Viriot, however, said the initiative will generate domestic and international business and be a game-changer for the region.
“Business will be generated in and around the airport, which has been developed in an exceptional fast manner, 42 months after the shovel,” he said. “Traditional development does not exist yet, such as residences, but there will develop a huge urban city, all on the European side and all the way to the north. There is a lot of land near the new airport.
“The beauty is that it is a completely new airport, which is quite rare if you think about it, at least outside of China.”
Viriot said on the air side of the new Yotel, there will be an emphasis on cabin-style rooms, and there would be a lounge and shower cabins for non-overnight guests. On the land side, there will typical facilities such as a gym, F&B and a club lounge.
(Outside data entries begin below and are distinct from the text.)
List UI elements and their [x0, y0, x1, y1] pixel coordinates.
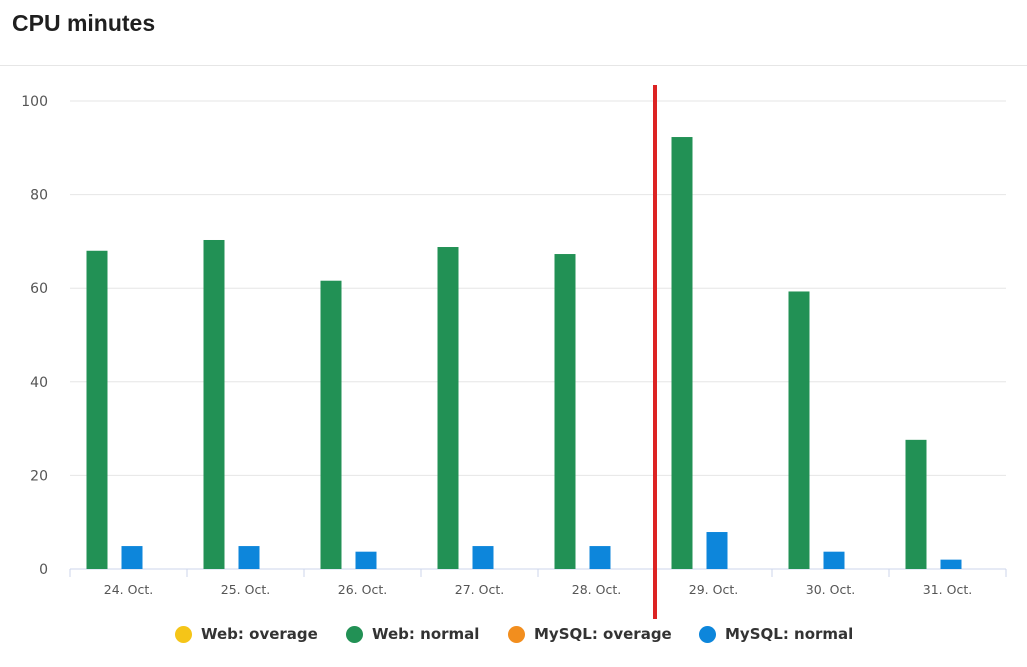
bar-mysql-normal	[589, 546, 611, 569]
legend-label: Web: normal	[372, 625, 480, 643]
x-tick-label: 30. Oct.	[806, 582, 855, 597]
y-tick-label: 100	[21, 94, 48, 110]
x-tick-label: 24. Oct.	[104, 582, 153, 597]
cpu-minutes-chart: 0 20 40 60 80 100 24. Oct. 25. Oct. 26. Oct. 27. …	[21, 85, 1007, 619]
bar-web-normal	[320, 280, 342, 569]
x-tick-label: 27. Oct.	[455, 582, 504, 597]
legend-label: MySQL: normal	[725, 625, 854, 643]
legend-dot-icon	[508, 625, 525, 643]
bar-mysql-normal	[823, 551, 845, 569]
x-tick-label: 25. Oct.	[221, 582, 270, 597]
legend-label: Web: overage	[201, 625, 318, 643]
legend-item[interactable]: Web: overage	[175, 625, 318, 643]
legend-dot-icon	[175, 625, 192, 643]
bar-web-normal	[203, 239, 225, 569]
legend-item[interactable]: MySQL: overage	[508, 625, 672, 643]
legend-item[interactable]: Web: normal	[346, 625, 479, 643]
chart-header: CPU minutes	[0, 0, 1027, 66]
legend-item[interactable]: MySQL: normal	[699, 625, 853, 643]
bar-web-normal	[437, 247, 459, 570]
bar-mysql-normal	[472, 546, 494, 569]
bar-web-normal	[905, 439, 927, 569]
bar-mysql-normal	[238, 546, 260, 569]
bar-mysql-normal	[706, 532, 728, 569]
legend-dot-icon	[346, 625, 363, 643]
x-tick-label: 31. Oct.	[923, 582, 972, 597]
y-tick-label: 20	[30, 468, 48, 484]
x-tick-label: 26. Oct.	[338, 582, 387, 597]
legend-label: MySQL: overage	[534, 625, 672, 643]
bar-web-normal	[554, 254, 576, 569]
chart-title: CPU minutes	[12, 10, 156, 36]
x-tick-label: 29. Oct.	[689, 582, 738, 597]
x-tick-label: 28. Oct.	[572, 582, 621, 597]
y-tick-label: 60	[30, 281, 48, 297]
legend-dot-icon	[699, 625, 716, 643]
y-tick-label: 0	[39, 562, 48, 578]
bar-mysql-normal	[121, 546, 143, 569]
bar-web-normal	[671, 137, 693, 569]
bar-mysql-normal	[355, 551, 377, 569]
y-tick-label: 80	[30, 188, 48, 204]
bar-web-normal	[86, 250, 108, 569]
bar-mysql-normal	[940, 559, 962, 569]
bar-web-normal	[788, 291, 810, 569]
chart-legend: Web: overage Web: normal MySQL: overage MyS…	[0, 620, 1027, 650]
y-tick-label: 40	[30, 375, 48, 391]
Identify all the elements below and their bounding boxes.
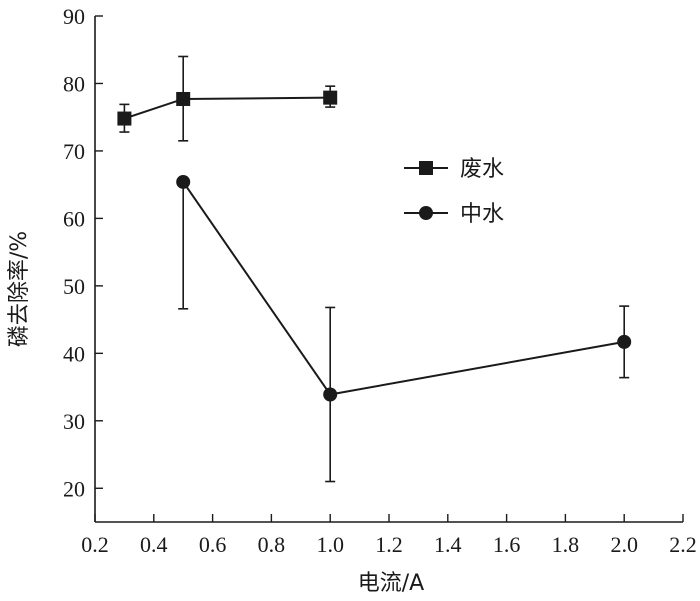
legend-square-marker xyxy=(419,161,433,175)
series-line xyxy=(182,181,625,396)
data-point-circle xyxy=(323,387,338,402)
x-tick-label: 1.2 xyxy=(375,532,403,557)
x-ticks: 0.2 0.4 0.6 0.8 1.0 1.2 1.4 1.6 1.8 2.0 2.2 xyxy=(81,514,697,557)
x-tick-label: 1.6 xyxy=(493,532,521,557)
x-tick-label: 0.2 xyxy=(81,532,109,557)
y-tick-label: 30 xyxy=(63,409,85,434)
series-2 xyxy=(176,174,632,483)
data-point-square xyxy=(176,91,191,106)
y-tick-label: 90 xyxy=(63,4,85,29)
y-tick-label: 50 xyxy=(63,274,85,299)
legend-label: 中水 xyxy=(460,202,504,227)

“The difference between the usual Yotel is that the lounge will be larger, and it will have more meeting rooms, not so much for conventions but for smaller meetings,” Viriot said.
IGA’s original plan, according to Viriot, was to have a more traditional 300-room hotel as the first asset announced for the site, but the developer revised its plans following what Viriot called a “significant response from Yotel.”
IGA is a consortium of five Turkish companies, including some whose core activities include construction, real estate and retail, Viriot said, who added IGA is a “private organization that is run very thoroughly and speaks the same language as we do.”
IGA was not available for comment by press time.
“I do not know who my competitors were for the site, but we reinvented the (request for proposal) and emphasized to IGA that tomorrow’s travelers want an innovative product and that we have real expertise at operating airport hotels,” Viriot said.
Viriot said Yotel, which last September saw Starwood Capital Group buy 30% of the brand and inject $250 million into the firm, took IGA to see their existing airport hotels at Paris Charles de Gaulle and London Heathrow.
“We have a management agreement, which is quite unusual for an airport site. It is for 15 years, with a 10-year renewal,” Viriot said. “I think IGA was quite tempted by a lease, as they would not need to worry about it, but the risks are quite low, and they saw the best way to maximize returns is with a (hotel management agreement). There are very few white-label management agreements in Turkey.”
Viriot said he has no doubt Yotel will be joined by other hotels at the airport.
“For us, this is huge as there is no better way of entering a market than by having an airport hotel,” he said. “The airport is visible; it will be the country’s flagship airport, and Turkish Airlines is an international carrier.”
Önkal reiterated that Istanbul will be further put on the aviation map when the new airport opens.
“Istanbul already is a huge hub, and Turkish Airlines I now think flies to 303 destinations, much more than any other airline in the world, and it is profitable,” Önkal said.
Viriot said Yotel is looking at further Turkish opportunities, perhaps in its capital city of Ankara and in more seasonal Bodrum, continuing its strategy of preferring one airport hotel and one urban hotel in each gateway city.